Back to that Metroid comparison: yes, you’re backtracking to previously visited planets to unlock new zones and complete new objectives, but the result is that the game is inherently reduced to roughly eight “levels” of content, and every new zone is clearly demarcated as a separate straight-line path. Respawn hasn’t arrived to reinvent the wheel of compelling criss-crossing zones or play fancifully with how old and new paths might intersect in interesting “oh, now I see what’s happening” ways. Worse, while each of the four planets include landing zones that sparkle with incredible and unique environs, each of their revealed-later paths suffers from that copy-paste syndrome I mentioned earlier.
Respawn at least makes sure to include 1-2 wholly new enemies with each zone, which is absolutely welcome. But the new heavies don’t spice combat up very much, and they certainly don’t make up for the newer zones’ blatant reuse of temple assets, similar-looking tunnels, or a gratuitous lean on repetitive wall-climbing and mud-sliding sequences.
My opinion was not Force-pushed in a good direction
Star Wars Jedi: Fallen Order has incredibly good elements, and they play out exceptionally well in its first three hours. Force-power diversity, combat animations, beautiful opening zones, clever puzzles, and Jedi-salvation stakes could lead anybody to believe they were in for a Star Wars single-player epic worth investing in.
The trouble is, the game begins to run on fumes after those three hours. The presentation declines. The combat suffers from a hamstrung approach to difficulty balance and Force-power generosity. The plot becomes a painfully telegraphed “morality tale,” burdened in particular by terribly sold “conflicts” between Cal and his accomplices. The incentives for so much backtracking get bungled.
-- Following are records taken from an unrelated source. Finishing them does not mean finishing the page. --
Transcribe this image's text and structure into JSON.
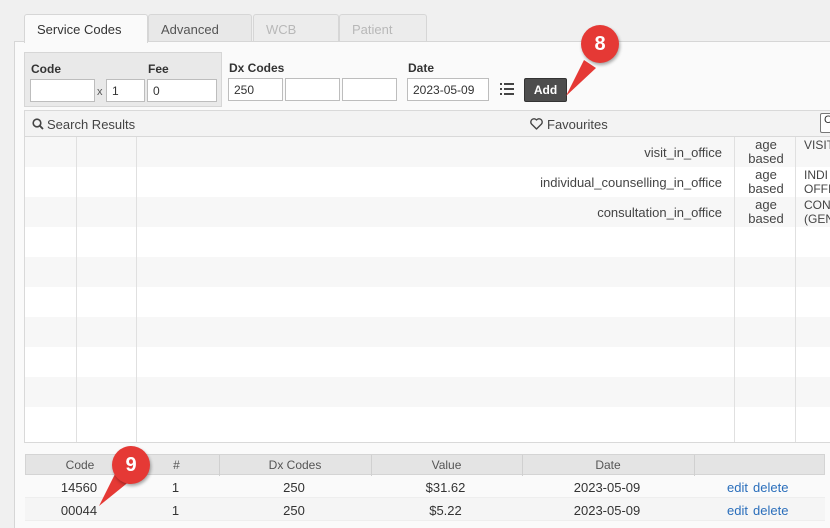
{
  "tabs": [
    {
      "label": "Service Codes",
      "state": "active"
    },
    {
      "label": "Advanced",
      "state": "normal"
    },
    {
      "label": "WCB",
      "state": "disabled"
    },
    {
      "label": "Patient",
      "state": "disabled"
    }
  ],
  "form": {
    "code_label": "Code",
    "code_value": "",
    "multiplier_sep": "x",
    "units_value": "1",
    "fee_label": "Fee",
    "fee_value": "0",
    "dx_label": "Dx Codes",
    "dx1_value": "250",
    "dx2_value": "",
    "dx3_value": "",
    "date_label": "Date",
    "date_value": "2023-05-09",
    "list_icon": "list-icon",
    "add_label": "Add"
  },
  "search_results": {
    "title": "Search Results",
    "icon": "search-icon"
  },
  "favourites": {
    "title": "Favourites",
    "icon": "heart-icon",
    "rows": [
      {
        "name": "visit_in_office",
        "age": "age based",
        "desc": "VISIT"
      },
      {
        "name": "individual_counselling_in_office",
        "age": "age based",
        "desc": "INDI\nOFFI"
      },
      {
        "name": "consultation_in_office",
        "age": "age based",
        "desc": "CON\n(GEN"
      }
    ]
  },
  "billing_table": {
    "headers": [
      "Code",
      "#",
      "Dx Codes",
      "Value",
      "Date",
      ""
    ],
    "rows": [
      {
        "code": "14560",
        "count": "1",
        "dx": "250",
        "value": "$31.62",
        "date": "2023-05-09",
        "edit": "edit",
        "delete": "delete"
      },
      {
        "code": "00044",
        "count": "1",
        "dx": "250",
        "value": "$5.22",
        "date": "2023-05-09",
        "edit": "edit",
        "delete": "delete"
      }
    ]
  },
  "callouts": [
    "8",
    "9"
  ],
  "colors": {
    "callout": "#e53935",
    "link": "#2a6ebb",
    "add_button": "#4d4d4d"
  }
}
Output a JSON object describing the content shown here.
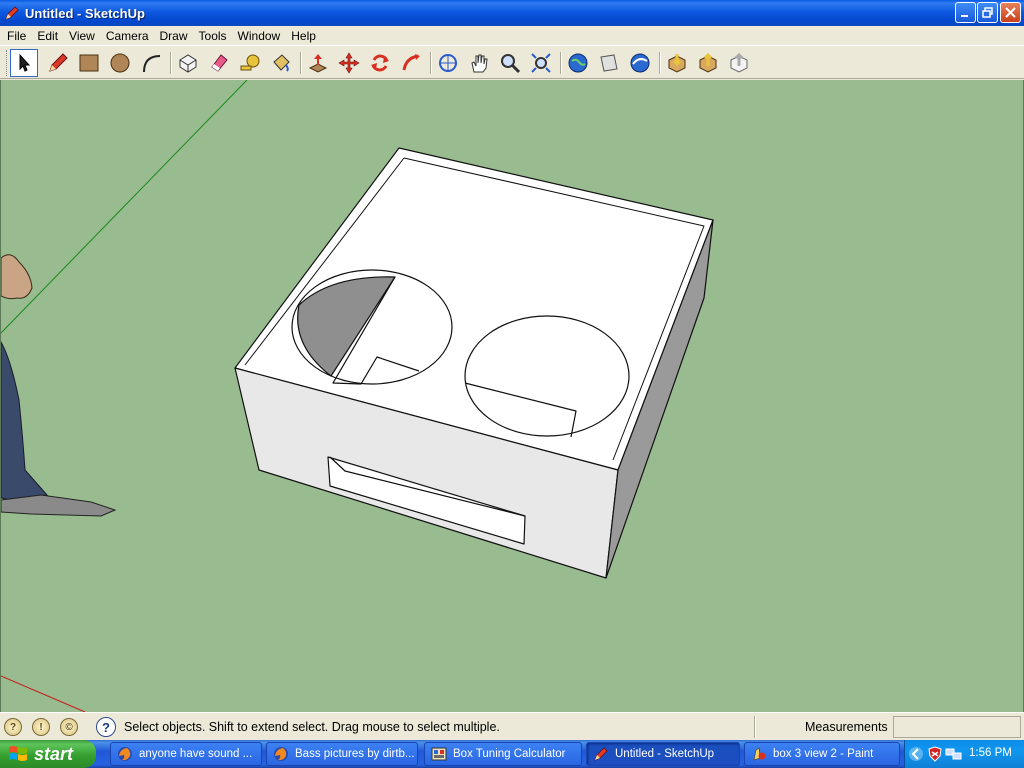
{
  "window": {
    "title": "Untitled - SketchUp"
  },
  "menu": {
    "items": [
      "File",
      "Edit",
      "View",
      "Camera",
      "Draw",
      "Tools",
      "Window",
      "Help"
    ]
  },
  "toolbar": {
    "tools": [
      "select-tool-icon",
      "pencil-tool-icon",
      "rectangle-tool-icon",
      "circle-tool-icon",
      "arc-tool-icon",
      "make-component-icon",
      "eraser-icon",
      "tape-measure-icon",
      "paint-bucket-icon",
      "push-pull-icon",
      "move-icon",
      "rotate-icon",
      "follow-me-icon",
      "orbit-icon",
      "pan-icon",
      "zoom-icon",
      "zoom-extents-icon",
      "google-earth-toggle-icon",
      "get-current-view-icon",
      "preview-google-earth-icon",
      "get-models-icon",
      "share-model-icon",
      "share-component-icon"
    ]
  },
  "status": {
    "hint": "Select objects. Shift to extend select. Drag mouse to select multiple.",
    "measurements_label": "Measurements",
    "measurements_value": ""
  },
  "taskbar": {
    "start_label": "start",
    "tasks": [
      {
        "label": "anyone have sound ...",
        "icon": "firefox-icon"
      },
      {
        "label": "Bass pictures by dirtb...",
        "icon": "firefox-icon"
      },
      {
        "label": "Box Tuning Calculator",
        "icon": "calculator-app-icon"
      },
      {
        "label": "Untitled - SketchUp",
        "icon": "sketchup-icon"
      },
      {
        "label": "box 3 view 2 - Paint",
        "icon": "paint-icon"
      }
    ],
    "clock": "1:56 PM"
  },
  "colors": {
    "viewport_bg": "#98bb8f",
    "titlebar": "#0a5ae6",
    "taskbar": "#2663e0",
    "start": "#35a030"
  }
}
Each of those issues would be easier to swallow if it appeared in isolation, surrounded otherwise by a game that turned out to be solid-but-redundant in its 12-hour romp. But as a combo platter, the whole package misses its “three great tastes taste great together” sales pitch. I left J:FO unmoved as both a Star Wars fan and an action-adventure gaming fan. Despite its polish and best ideas, I wish I’d just reinstalled both Force Unleashed games, and I encourage anybody eager for a fun, Force-filled, third-person Star Wars experience this year to do the same.
- The game’s opening hours combine a promising story, accessible combat, beautiful setpieces, and a lovable new droid in masterful fashion.
- 12-hour campaign would be easier to stomach if it didn’t run out of steam so quickly.
- Dark Souls-ification of combat feels more like a ticked-off box than a fitting system for this game’s combat.
- By the end of the game, the story feels rote and utterly disposable in the Star Wars universe, and it loses its logical train of thought along the way.
- Metroid-like backtracking system feels annoying thanks to mostly worthless, cosmetic loot.
- I hope Respawn issues a patch that increases players’ access to Force powers during encounters; in its current state, the game taunts Star Wars fans with such meager access to Jedi superpower juggling.
- Glitchy hitbox issues make the game’s tougher combat sequences harder to swallow.
Verdict: Since the paid Origin Access Basic subscription service didn’t make J:FO eligible for its usual 10-hour trial, I can only recommend renting or avoiding altogether (unless you already pay for Origin Access Premier on PC, which includes full J:FO access).